Melanie Moore, Global Head of Environment and Quality, Wallenius Wilhelmsen Logistics said that the company had calculated that it cut CO2 emissions in grams per tonne kilometre (g/tkm) by 6.9% in 2008 compared to 2007 and achieved an 18.2% reduction since 2004 – well in advance of industry standards.
Between 2001 and 2008, WWL saved 121,293 tonnes of SO2 emissions by using lower sulphur content fuel compared to the industry average. This is equivalent to one and half times as much SO2 that London, a city of 7.2 million, emitted over a similar period*.
In addition, WWL has reduced its NOx emissions in 2008 by 20.8% since 1999.
These are just some of the facts to be found in WWL’s ‘Environmental and Social Responsibility Report 2008’ published today (18 August 2009).
Other highlights of the 2008 report include:
– Two vessels were fitted with a ballast water treatment system – “Pure Ballast” – that uses a chemical free process to stem the spread of marine invasive species. This brings the total number of vessels with treatment systems to three.
– 66% of WWL’s vessels met the company’s objective of 5 ppm (parts-per-million) oil in bilge water – the IMO requirement is 15 ppm.

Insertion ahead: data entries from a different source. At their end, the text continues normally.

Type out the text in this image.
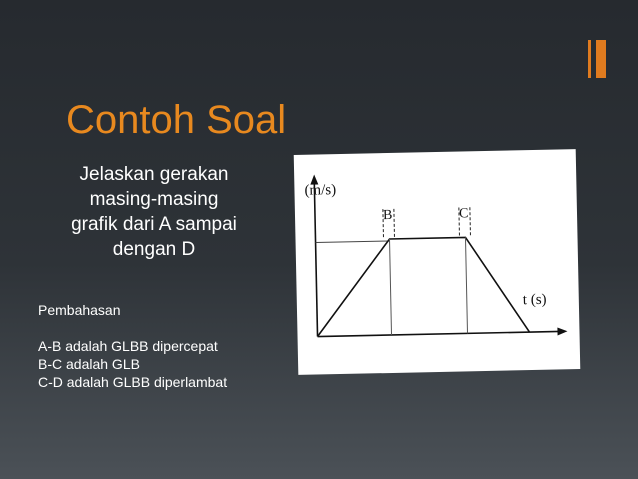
Contoh Soal
Jelaskan gerakan
masing-masing
grafik dari A sampai
dengan D
Pembahasan
A-B adalah GLBB dipercepat
B-C adalah GLB
C-D adalah GLBB diperlambat
(m/s)
B	C
t (s)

– The average sulphur content in the bunker fuel used globally was 1.39%. Since 2004, the company has maintained 1.5% sulphur content as a maximum standard globally, compared with the international requirement of 4.5%.
– WWL’s Orcelle Fund provided a grant to a “Carbon Negative Transport System” project that uses low carbon emissions power systems for vessels. The Orcelle Fund, which grew out of the company’s visionary zero emission concept vessel E/S Orcelle, continues to support the development of alternative energy ideas.

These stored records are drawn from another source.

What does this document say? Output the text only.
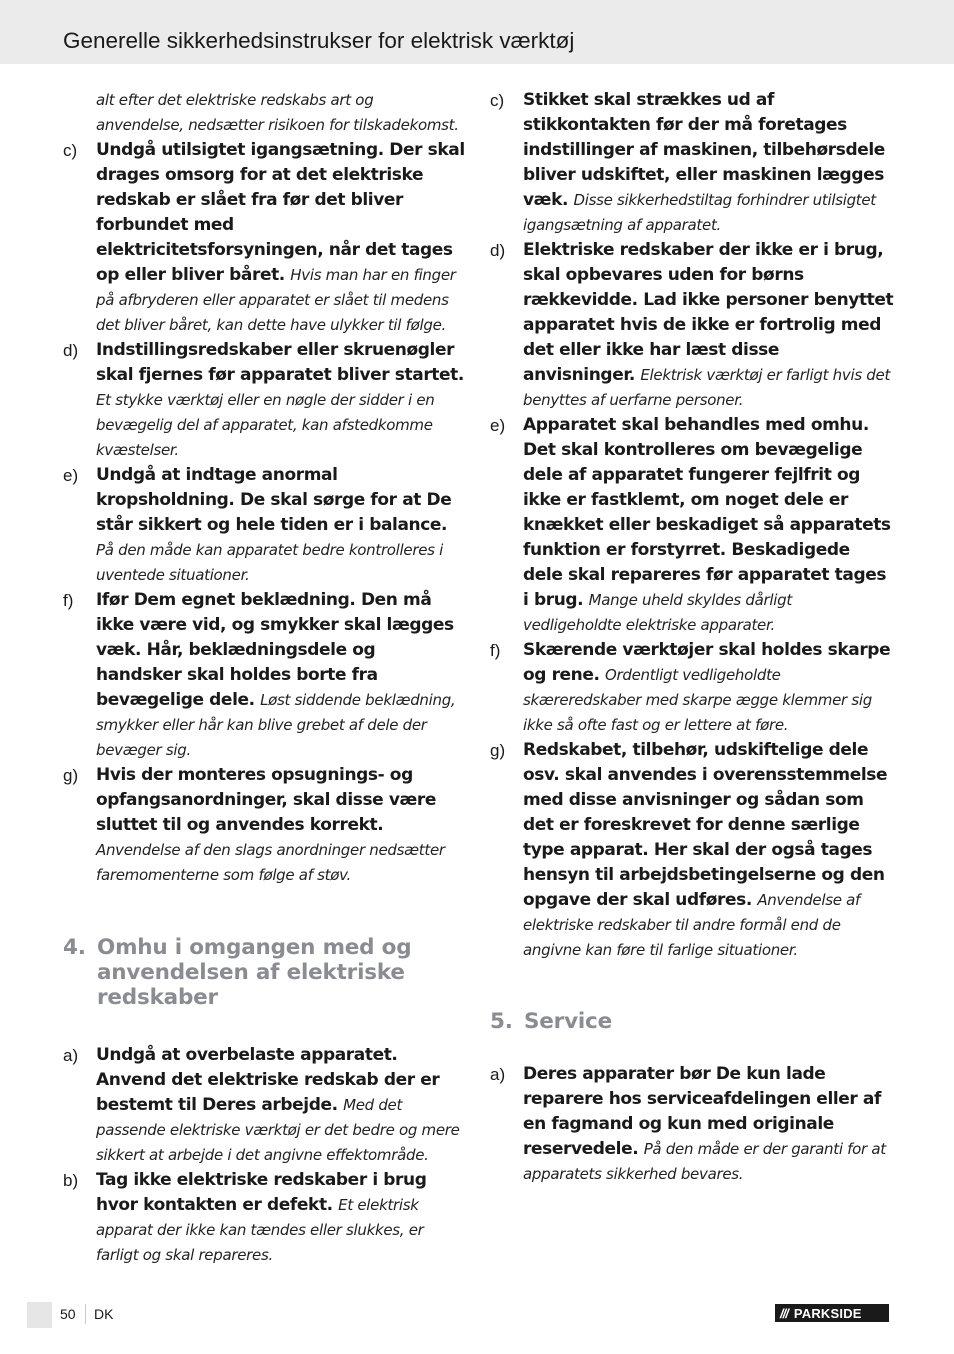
Generelle sikkerhedsinstrukser for elektrisk værktøj
alt efter det elektriske redskabs art og anvendelse, nedsætter risikoen for tilskadekomst.
c) Undgå utilsigtet igangsætning. Der skal drages omsorg for at det elektriske redskab er slået fra før det bliver forbundet med elektricitetsforsyningen, når det tages op eller bliver båret. Hvis man har en finger på afbryderen eller apparatet er slået til medens det bliver båret, kan dette have ulykker til følge.
d) Indstillingsredskaber eller skruenøgler skal fjernes før apparatet bliver startet. Et stykke værktøj eller en nøgle der sidder i en bevægelig del af apparatet, kan afstedkomme kvæstelser.
e) Undgå at indtage anormal kropsholdning. De skal sørge for at De står sikkert og hele tiden er i balance. På den måde kan apparatet bedre kontrolleres i uventede situationer.
f) Ifør Dem egnet beklædning. Den må ikke være vid, og smykker skal lægges væk. Hår, beklædningsdele og handsker skal holdes borte fra bevægelige dele. Løst siddende beklædning, smykker eller hår kan blive grebet af dele der bevæger sig.
g) Hvis der monteres opsugnings- og opfangsanordninger, skal disse være sluttet til og anvendes korrekt. Anvendelse af den slags anordninger nedsætter faremomenterne som følge af støv.
4. Omhu i omgangen med og anvendelsen af elektriske redskaber
a) Undgå at overbelaste apparatet. Anvend det elektriske redskab der er bestemt til Deres arbejde. Med det passende elektriske værktøj er det bedre og mere sikkert at arbejde i det angivne effektområde.
b) Tag ikke elektriske redskaber i brug hvor kontakten er defekt. Et elektrisk apparat der ikke kan tændes eller slukkes, er farligt og skal repareres.
c) Stikket skal strækkes ud af stikkontakten før der må foretages indstillinger af maskinen, tilbehørsdele bliver udskiftet, eller maskinen lægges væk. Disse sikkerhedstiltag forhindrer utilsigtet igangsætning af apparatet.
d) Elektriske redskaber der ikke er i brug, skal opbevares uden for børns rækkevidde. Lad ikke personer benyttet apparatet hvis de ikke er fortrolig med det eller ikke har læst disse anvisninger. Elektrisk værktøj er farligt hvis det benyttes af uerfarne personer.
e) Apparatet skal behandles med omhu. Det skal kontrolleres om bevægelige dele af apparatet fungerer fejlfrit og ikke er fastklemt, om noget dele er knækket eller beskadiget så apparatets funktion er forstyrret. Beskadigede dele skal repareres før apparatet tages i brug. Mange uheld skyldes dårligt vedligeholdte elektriske apparater.
f) Skærende værktøjer skal holdes skarpe og rene. Ordentligt vedligeholdte skæreredskaber med skarpe ægge klemmer sig ikke så ofte fast og er lettere at føre.
g) Redskabet, tilbehør, udskiftelige dele osv. skal anvendes i overensstemmelse med disse anvisninger og sådan som det er foreskrevet for denne særlige type apparat. Her skal der også tages hensyn til arbejdsbetingelserne og den opgave der skal udføres. Anvendelse af elektriske redskaber til andre formål end de angivne kan føre til farlige situationer.
5. Service
a) Deres apparater bør De kun lade reparere hos serviceafdelingen eller af en fagmand og kun med originale reservedele. På den måde er der garanti for at apparatets sikkerhed bevares.
50 DK	/// PARKSIDE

WWL continued as the sole sponsor of WWF’s High Seas Conservation Programme. Its financial and organisational support enables WWF to campaign for reductions in greenhouse gas emissions from shipping, encourage flag states to ramp up performance, establish spatial planning of the oceans, and combat invasive species transported in ballast water.
“WWL has again shown a strong track record in reducing its environmental impacts, setting high standards for the entire industry. WWF is pleased to work with such a forward thinking company and encourages WWL to continue work towards its zero emissions goal,” said Miguel Jorge, Director Marine, WWF International.

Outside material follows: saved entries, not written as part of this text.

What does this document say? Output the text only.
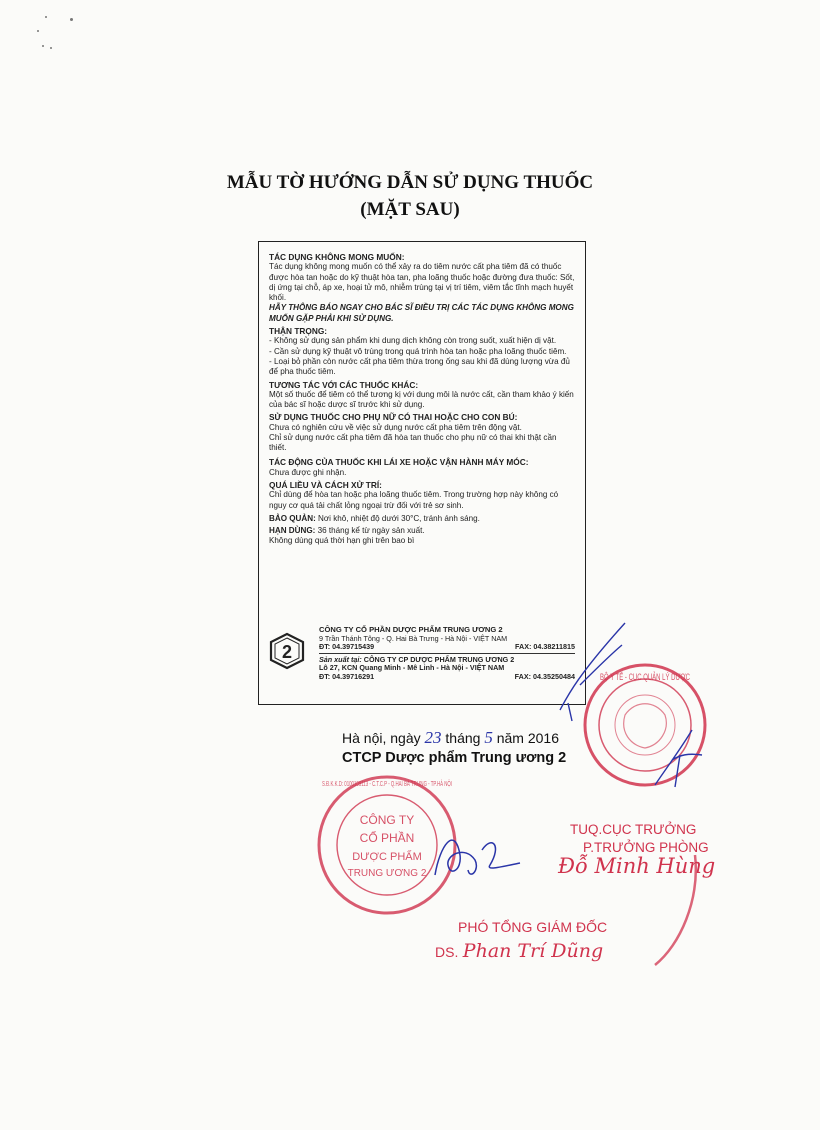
MẪU TỜ HƯỚNG DẪN SỬ DỤNG THUỐC
(MẶT SAU)
TÁC DỤNG KHÔNG MONG MUỐN:

Tác dụng không mong muốn có thể xảy ra do tiêm nước cất pha tiêm đã có thuốc được hòa tan hoặc do kỹ thuật hòa tan, pha loãng thuốc hoặc đường đưa thuốc: Sốt, dị ứng tại chỗ, áp xe, hoại tử mô, nhiễm trùng tại vị trí tiêm, viêm tắc tĩnh mạch huyết khối.

HÃY THÔNG BÁO NGAY CHO BÁC SĨ ĐIỀU TRỊ CÁC TÁC DỤNG KHÔNG MONG MUỐN GẶP PHẢI KHI SỬ DỤNG.

THẬN TRỌNG:

- Không sử dụng sản phẩm khi dung dịch không còn trong suốt, xuất hiện dị vật.

- Cần sử dụng kỹ thuật vô trùng trong quá trình hòa tan hoặc pha loãng thuốc tiêm.

- Loại bỏ phần còn nước cất pha tiêm thừa trong ống sau khi đã dùng lượng vừa đủ để pha thuốc tiêm.

TƯƠNG TÁC VỚI CÁC THUỐC KHÁC:

Một số thuốc để tiêm có thể tương kị với dung môi là nước cất, cần tham khảo ý kiến của bác sĩ hoặc dược sĩ trước khi sử dụng.

SỬ DỤNG THUỐC CHO PHỤ NỮ CÓ THAI HOẶC CHO CON BÚ:

Chưa có nghiên cứu về việc sử dụng nước cất pha tiêm trên động vật.

Chỉ sử dụng nước cất pha tiêm đã hòa tan thuốc cho phụ nữ có thai khi thật cần thiết.

TÁC ĐỘNG CỦA THUỐC KHI LÁI XE HOẶC VẬN HÀNH MÁY MÓC:

Chưa được ghi nhận.

QUÁ LIỀU VÀ CÁCH XỬ TRÍ:

Chỉ dùng để hòa tan hoặc pha loãng thuốc tiêm. Trong trường hợp này không có nguy cơ quá tải chất lỏng ngoại trừ đối với trẻ sơ sinh.

BẢO QUẢN: Nơi khô, nhiệt độ dưới 30°C, tránh ánh sáng.

HẠN DÙNG: 36 tháng kể từ ngày sản xuất.

Không dùng quá thời hạn ghi trên bao bì

2
CÔNG TY CỔ PHẦN DƯỢC PHẨM TRUNG ƯƠNG 2
9 Trần Thánh Tông - Q. Hai Bà Trưng - Hà Nội - VIỆT NAM
ĐT: 04.39715439	FAX: 04.38211815
Sản xuất tại: CÔNG TY CP DƯỢC PHẨM TRUNG ƯƠNG 2
Lô 27, KCN Quang Minh - Mê Linh - Hà Nội - VIỆT NAM
ĐT: 04.39716291	FAX: 04.35250484	BỘ Y TẾ - CỤC QUẢN LÝ DƯỢC
Hà nội, ngày 23 tháng 5 năm 2016
CTCP Dược phẩm Trung ương 2
CÔNG TY
CỔ PHẦN
DƯỢC PHẨM
TRUNG ƯƠNG 2
S.Đ.K.K.D: 0100109113 - C.T.C.P - Q.HAI BÀ TRƯNG - TP.HÀ NỘI
TUQ.CỤC TRƯỞNG
P.TRƯỞNG PHÒNG
Đỗ Minh Hùng
PHÓ TỔNG GIÁM ĐỐC
DS. Phan Trí Dũng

Mrs Moore said: “We have a long term vision of a zero emissions vessel. This keeps us energetically working towards a future where fossil fuels will be limited and harmful emissions will not be accepted as a business practice.
“It’s a marathon, and that is why we focus so intensely today on continual reductions in our environmental impact,” she concluded.
Care of the marine environment has been a fundamental ethic of WWL since its formation in 1999. Not content with being the first shipping company to implement a global low sulphur fuel policy of 1.5% in 2004, WWL developed the world’s first ‘zero’ emissions concept ship E/S Orcelle; and in its 10th anniversary year WWL continues to champion the wellbeing of the maritime environment.